Asked if Israel might ask for credits from West Germany, the Premier said this was possible, adding that Israel, with its 2,000,000 citizens, could be a better market for West Germany than several of the Arab states together. For this reason, he said, it would also be of benefit to West Germany to extend credits to Israel.

He discussed the widely debated issue of West Germany’s refusal to extend the effective date of the statute of limitations for prosecution of Nazi war criminals. He said there seemed to be a “contradiction” between Chancellor Ludwig Erhard’s “positive attitude” toward extending the deadline and the recent Cabinet decision against doing so.

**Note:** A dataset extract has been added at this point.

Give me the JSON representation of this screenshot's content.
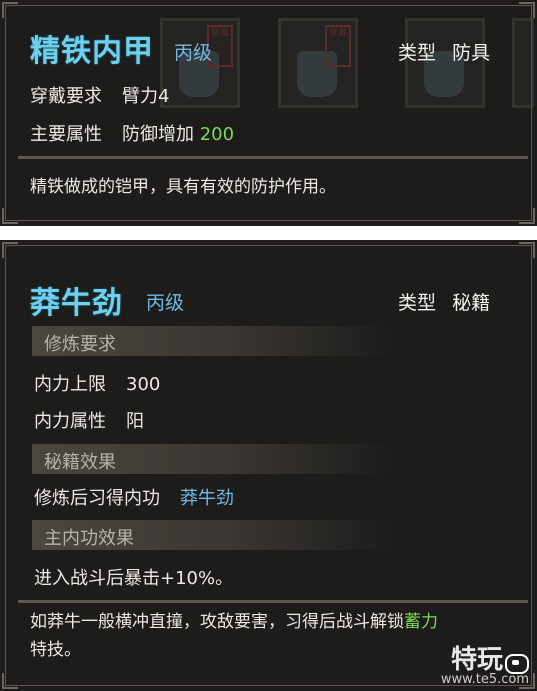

One of the newsmen asked his views on the problem of recall of West German scientists and technicians working on advanced weapons systems in Egypt. The newsman noted that West German law guarantees the right of free movement for all Germans, and suggested that this posed a limit to efforts to obtain withdrawal of the scientists. The Premier replied that he thought that “where there is a will there is a way.”

He suggested creation of an official body which could compel the appearance before it of recalcitrant German scientists. He said that existence of such a body might cause some of the scientists to have second thoughts about continuing their work for the Nasser regime. He noted that, in the last analysis, the scientists “could have no interest in working against us. They want mainly to earn money.”